There are currently three acceptable and most common tools of “gathering” that information:
1. CMA (Comparable Market Analysis) – Completed by a licensed real estate agent. When completing a CMA, agents should keep in mind three crucial factors,
a) Only use comps within a half mile radius of your subject property, this helps ensure you are using properties that actually fall within the same parameters (builder, style, year built, etc) of your subject property. It isn’t fool proof, but that’s where your knowledge of the area and market should kick in and adjust for any discrepancies.
b) Keep your filters (min/max sq ft, year, bed/ba, etc) as close as possible to the subject property for the best determination. For example, If your subject property is 1400 sq ft you would be doing an injustice to set your filters at min1000 sq ft and max 1800 sq ft because once you add or subtract 200 or more sq ft to a home (the size of another room), the case could be made that that home now is automtically valued less than or more than your subject property. In the event you need to contest a value determination by a lender (in the case of a short sale), you will be able to make a better case when you use “cleaner” filters.
c) Never tweak your CMA. In this current market, the decision makers are the lenders, not the sellers. All lenders have recruited the assistance of other agents (BPO agents, such as myself ) to ensure they are either getting the correct value to help mitigate their loses, or in the case of a buyer, are making the loan at the appropriate risk value.
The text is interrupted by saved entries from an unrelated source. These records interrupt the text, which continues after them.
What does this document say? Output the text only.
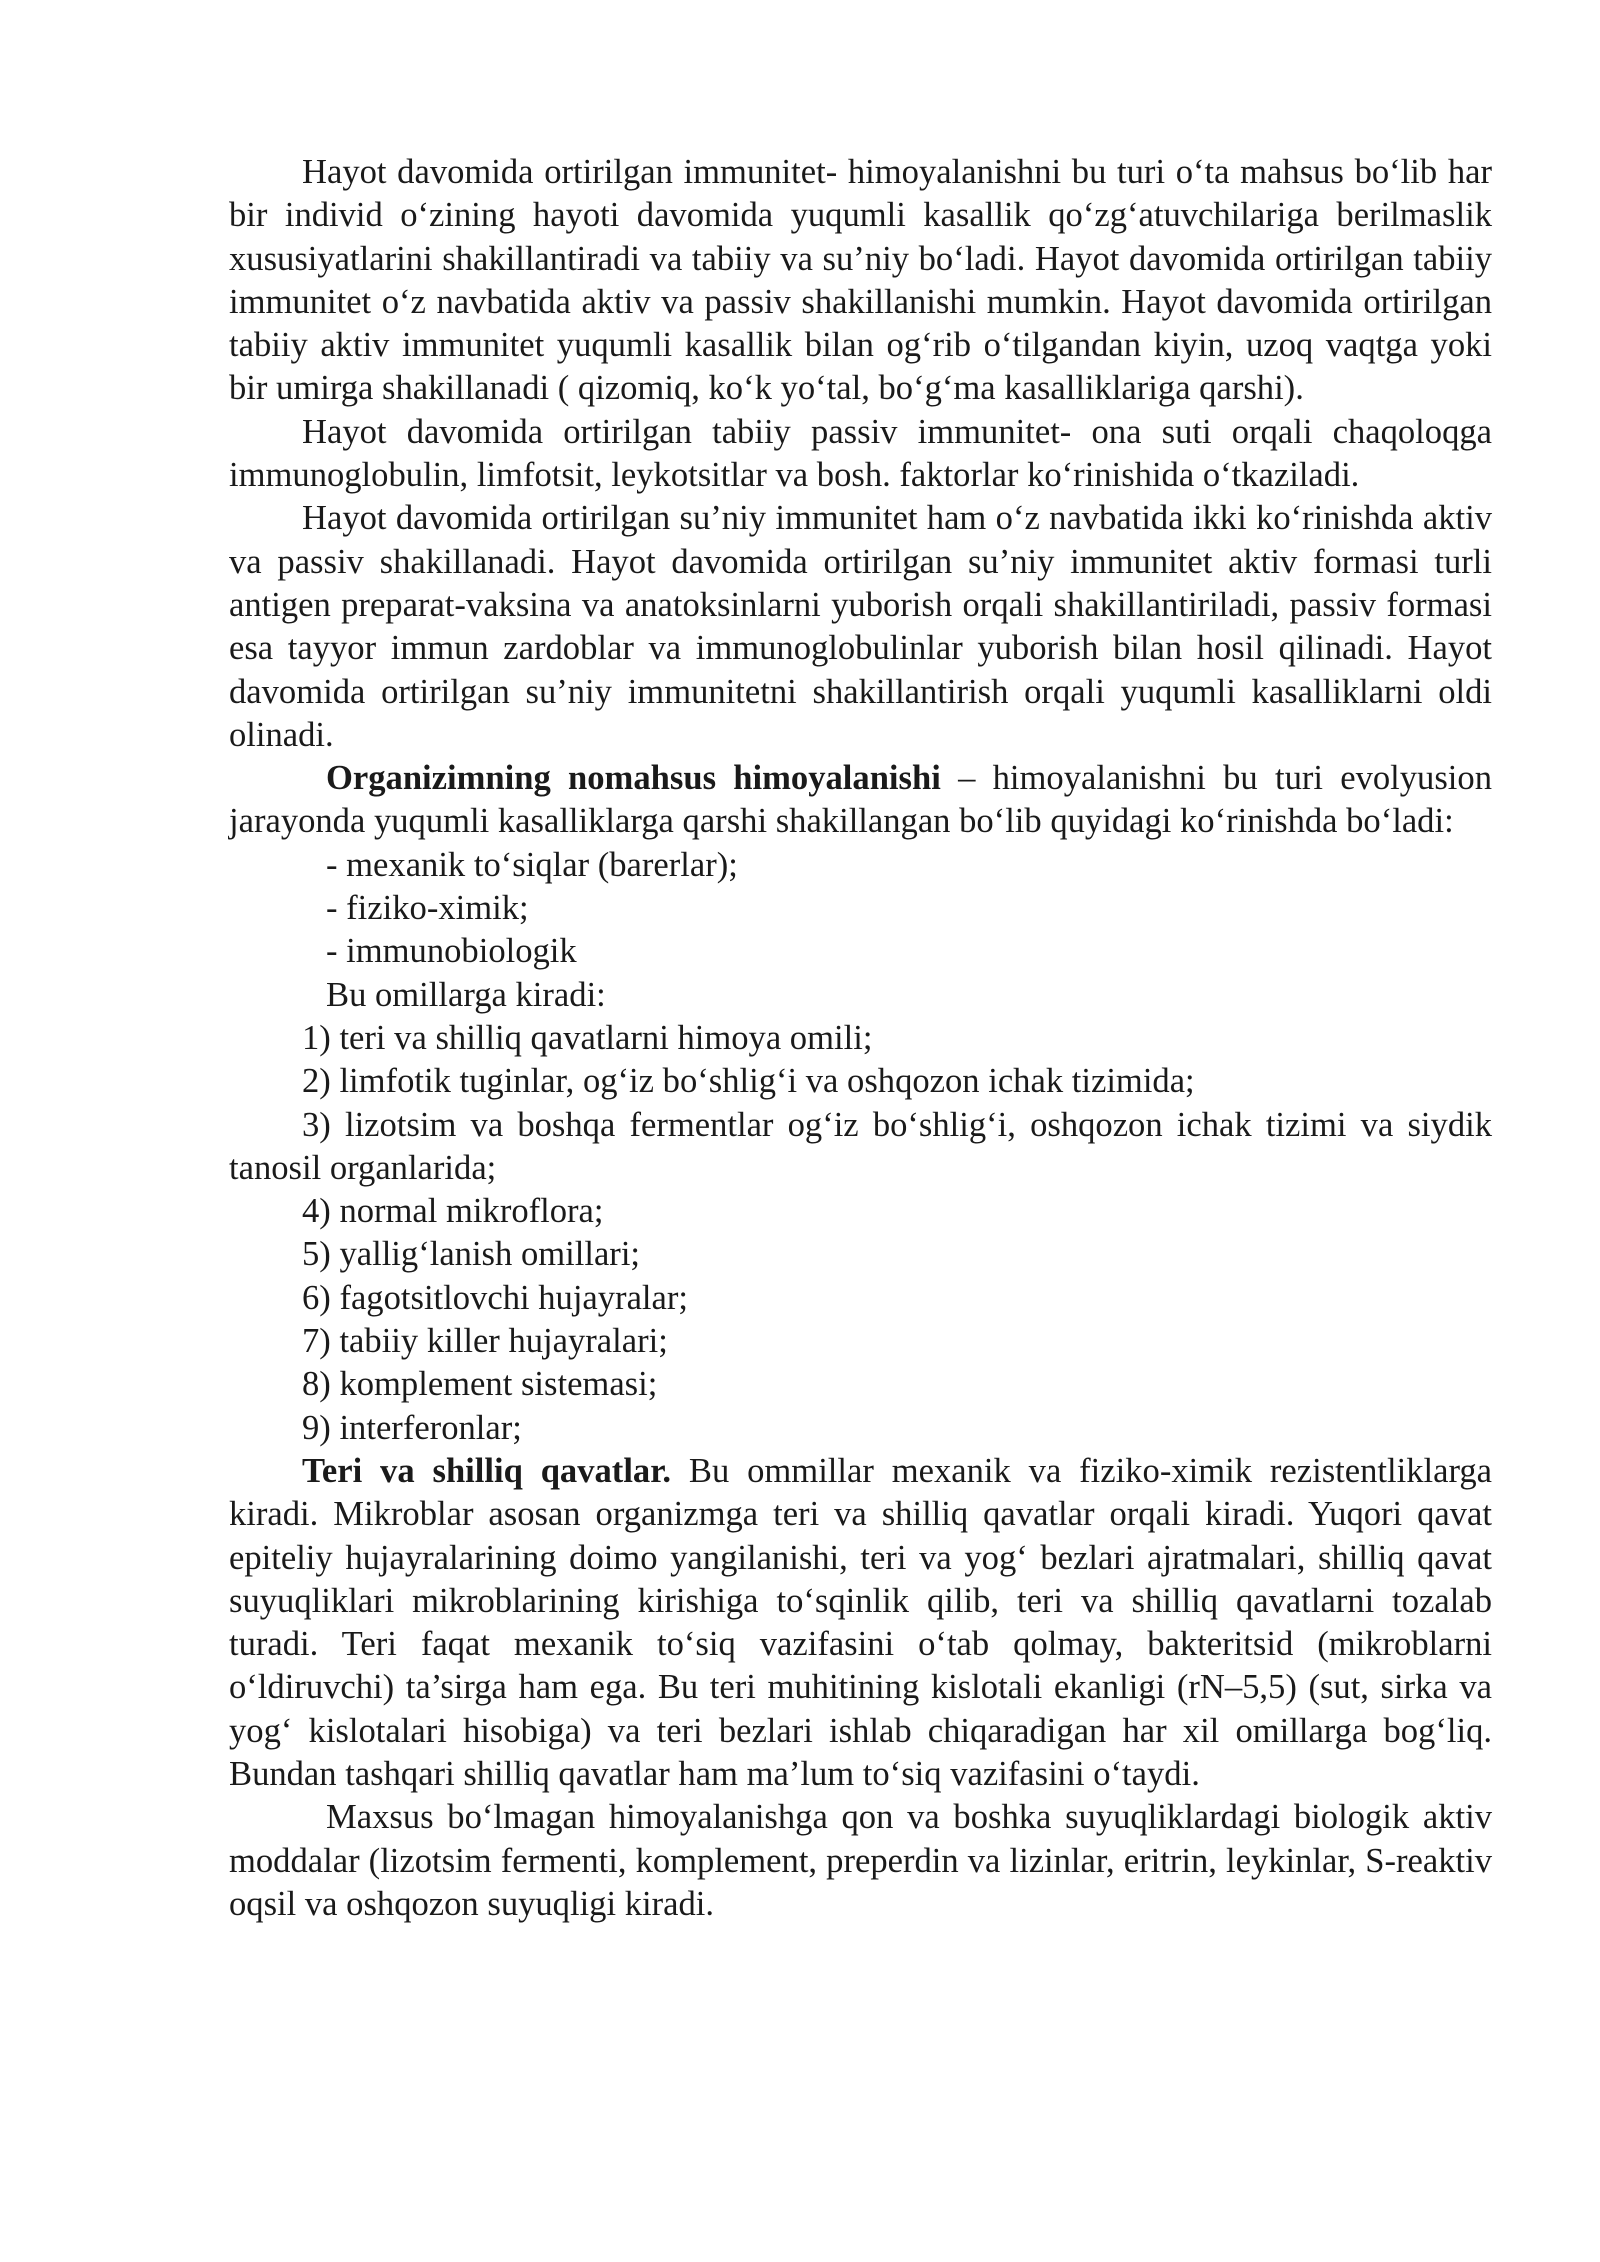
Hayot davomida ortirilgan immunitet- himoyalanishni bu turi o‘ta mahsus bo‘lib har bir individ o‘zining hayoti davomida yuqumli kasallik qo‘zg‘atuvchilariga berilmaslik xususiyatlarini shakillantiradi va tabiiy va su’niy bo‘ladi. Hayot davomida ortirilgan tabiiy immunitet o‘z navbatida aktiv va passiv shakillanishi mumkin. Hayot davomida ortirilgan tabiiy aktiv immunitet yuqumli kasallik bilan og‘rib o‘tilgandan kiyin, uzoq vaqtga yoki bir umirga shakillanadi ( qizomiq, ko‘k yo‘tal, bo‘g‘ma kasalliklariga qarshi).

Hayot davomida ortirilgan tabiiy passiv immunitet- ona suti orqali chaqoloqga immunoglobulin, limfotsit, leykotsitlar va bosh. faktorlar ko‘rinishida o‘tkaziladi.

Hayot davomida ortirilgan su’niy immunitet ham o‘z navbatida ikki ko‘rinishda aktiv va passiv shakillanadi. Hayot davomida ortirilgan su’niy immunitet aktiv formasi turli antigen preparat-vaksina va anatoksinlarni yuborish orqali shakillantiriladi, passiv formasi esa tayyor immun zardoblar va immunoglobulinlar yuborish bilan hosil qilinadi. Hayot davomida ortirilgan su’niy immunitetni shakillantirish orqali yuqumli kasalliklarni oldi olinadi.

Organizimning nomahsus himoyalanishi – himoyalanishni bu turi evolyusion jarayonda yuqumli kasalliklarga qarshi shakillangan bo‘lib quyidagi ko‘rinishda bo‘ladi:

- mexanik to‘siqlar (barerlar);
- fiziko-ximik;
- immunobiologik
Bu omillarga kiradi:
1) teri va shilliq qavatlarni himoya omili;
2) limfotik tuginlar, og‘iz bo‘shlig‘i va oshqozon ichak tizimida;
3) lizotsim va boshqa fermentlar og‘iz bo‘shlig‘i, oshqozon ichak tizimi va siydik tanosil organlarida;
4) normal mikroflora;
5) yallig‘lanish omillari;
6) fagotsitlovchi hujayralar;
7) tabiiy killer hujayralari;
8) komplement sistemasi;
9) interferonlar;

Teri va shilliq qavatlar. Bu ommillar mexanik va fiziko-ximik rezistentliklarga kiradi. Mikroblar asosan organizmga teri va shilliq qavatlar orqali kiradi. Yuqori qavat epiteliy hujayralarining doimo yangilanishi, teri va yog‘ bezlari ajratmalari, shilliq qavat suyuqliklari mikroblarining kirishiga to‘sqinlik qilib, teri va shilliq qavatlarni tozalab turadi. Teri faqat mexanik to‘siq vazifasini o‘tab qolmay, bakteritsid (mikroblarni o‘ldiruvchi) ta’sirga ham ega. Bu teri muhitining kislotali ekanligi (rN–5,5) (sut, sirka va yog‘ kislotalari hisobiga) va teri bezlari ishlab chiqaradigan har xil omillarga bog‘liq. Bundan tashqari shilliq qavatlar ham ma’lum to‘siq vazifasini o‘taydi.

Maxsus bo‘lmagan himoyalanishga qon va boshka suyuqliklardagi biologik aktiv moddalar (lizotsim fermenti, komplement, preperdin va lizinlar, eritrin, leykinlar, S-reaktiv oqsil va oshqozon suyuqligi kiradi.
The bank that I do BPOs for is Bank of America (Landsafe Appraisals), and they have tightened down on their BPO agents so much so that they have actually let some agents go, and they monitor your BPO results on a regular basis to ensure you are being consistent in your formula, as well as share best practices for determining value.
2. Appraisal – These are completed by a licensed appraisal professional and the results are much more detailed than in a CMA and as a result can be used to contest a CMA or BPO if necessary.
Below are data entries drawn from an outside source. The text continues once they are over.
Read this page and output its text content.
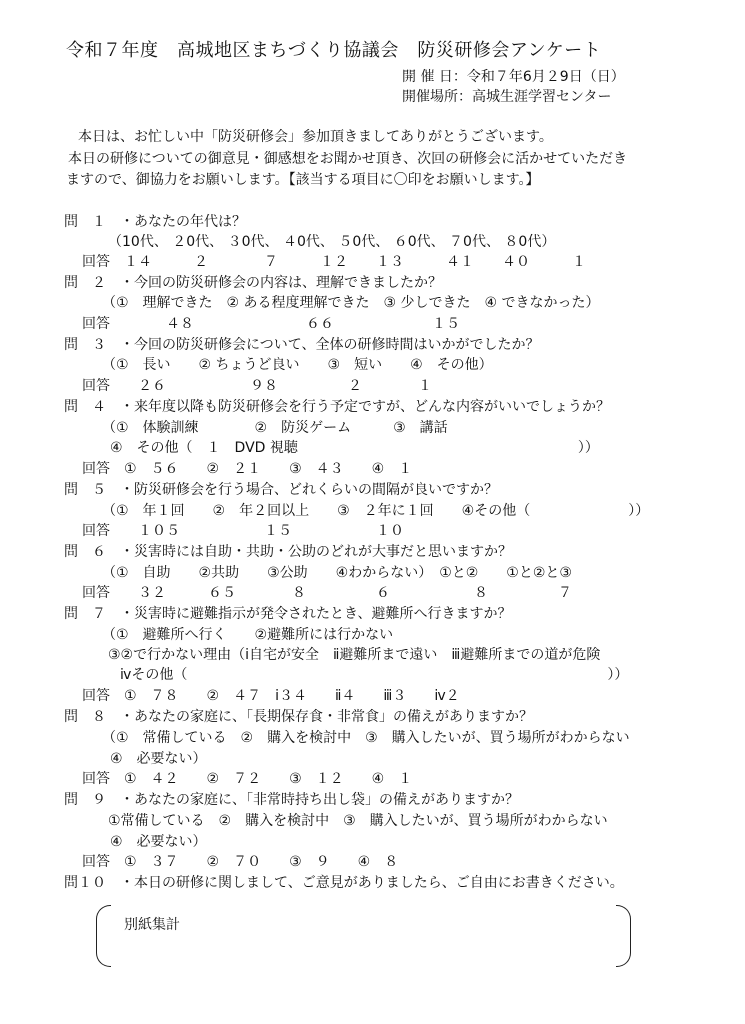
令和７年度　高城地区まちづくり協議会　防災研修会アンケート
開 催 日：令和７年6月２9日（日）
開催場所：高城生涯学習センター
本日は、お忙しい中「防災研修会」参加頂きましてありがとうございます。
本日の研修についての御意見・御感想をお聞かせ頂き、次回の研修会に活かせていただき
ますので、御協力をお願いします。【該当する項目に〇印をお願いします。】
問　１　・あなたの年代は？
（10代、 ２0代、 ３0代、 ４0代、 ５0代、 ６0代、 ７0代、 ８0代）
回答　１４　　　２　　　　７　　　１２　　１３　　　４１　　４０　　　１
問　２　・今回の防災研修会の内容は、理解できましたか？
（①　理解できた　② ある程度理解できた　③ 少しできた　④ できなかった）
回答　　　　４８　　　　　　　　６６　　　　　　　１５
問　３　・今回の防災研修会について、全体の研修時間はいかがでしたか？
（①　長い　　② ちょうど良い　　③　短い　　④　その他）
回答　　２６　　　　　　９８　　　　　２　　　　１
問　４　・来年度以降も防災研修会を行う予定ですが、どんな内容がいいでしょうか？
（①　体験訓練　　　　②　防災ゲーム　　　③　講話
④　その他（　１　DVD 視聴　　　　　　　　　　　　　　　　　　　　））
回答　①　５６　　②　２１　　③　４３　　④　１
問　５　・防災研修会を行う場合、どれくらいの間隔が良いですか？
（①　年１回　　②　年２回以上　　③　２年に１回　　④その他（　　　　　　　））
回答　　１０５　　　　　　１５　　　　　　１０
問　６　・災害時には自助・共助・公助のどれが大事だと思いますか？
（①　自助　　②共助　　③公助　　④わからない）　①と②　　①と②と③
回答　　３２　　　６５　　　　８　　　　　６　　　　　　８　　　　　７
問　７　・災害時に避難指示が発令されたとき、避難所へ行きますか？
（①　避難所へ行く　　②避難所には行かない
③②で行かない理由（ⅰ自宅が安全　ⅱ避難所まで遠い　ⅲ避難所までの道が危険
ⅳその他（　　　　　　　　　　　　　　　　　　　　　　　　　　　　　　））
回答　①　７８　　②　４７　ⅰ３４　　ⅱ４　　ⅲ３　　ⅳ２
問　８　・あなたの家庭に、「長期保存食・非常食」の備えがありますか？
（①　常備している　②　購入を検討中　③　購入したいが、買う場所がわからない
④　必要ない）
回答　①　４２　　②　７２　　③　１２　　④　１
問　９　・あなたの家庭に、「非常時持ち出し袋」の備えがありますか？
①常備している　②　購入を検討中　③　購入したいが、買う場所がわからない
④　必要ない）
回答　①　３７　　②　７０　　③　９　　④　８
問１０　・本日の研修に関しまして、ご意見がありましたら、ご自由にお書きください。
別紙集計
3. BPO (Broker Priced Opinion) – Typically requested by Senior lienholders, these reports are usually completed using the senior lienholder’s BPO company’s form (usually electronic and online). A pretty detailed report, asking for info such as can you determine if the property is vacant or occupied, most recent comparable three “solds”, most recent comparable three “listeds” – dates listed/sold, year of build, beds/baths, sq ft, miles from subject property, etc), and normally includes pictures of the subject property, and sometimes pictures of the comparables.
Here is a short sale negotiating tip on BPOs: Currently, these reports are updated normally every three months. That is good information to know when you are negotiating and come to a bump over price. Sometimes a three month old report can mean the difference between a denial (if the buyer’s offer is too low), and an approval (if an updated BPO is completed and comes back slightly lower).
Just to reiterate, whether you are on the REO side, short sale side, or buyer side, the lender has the final say, and they are scrutinizing values more now than before – and rightly so. So just remember to keep your value determinations above board and you will be making the best decision for all involved.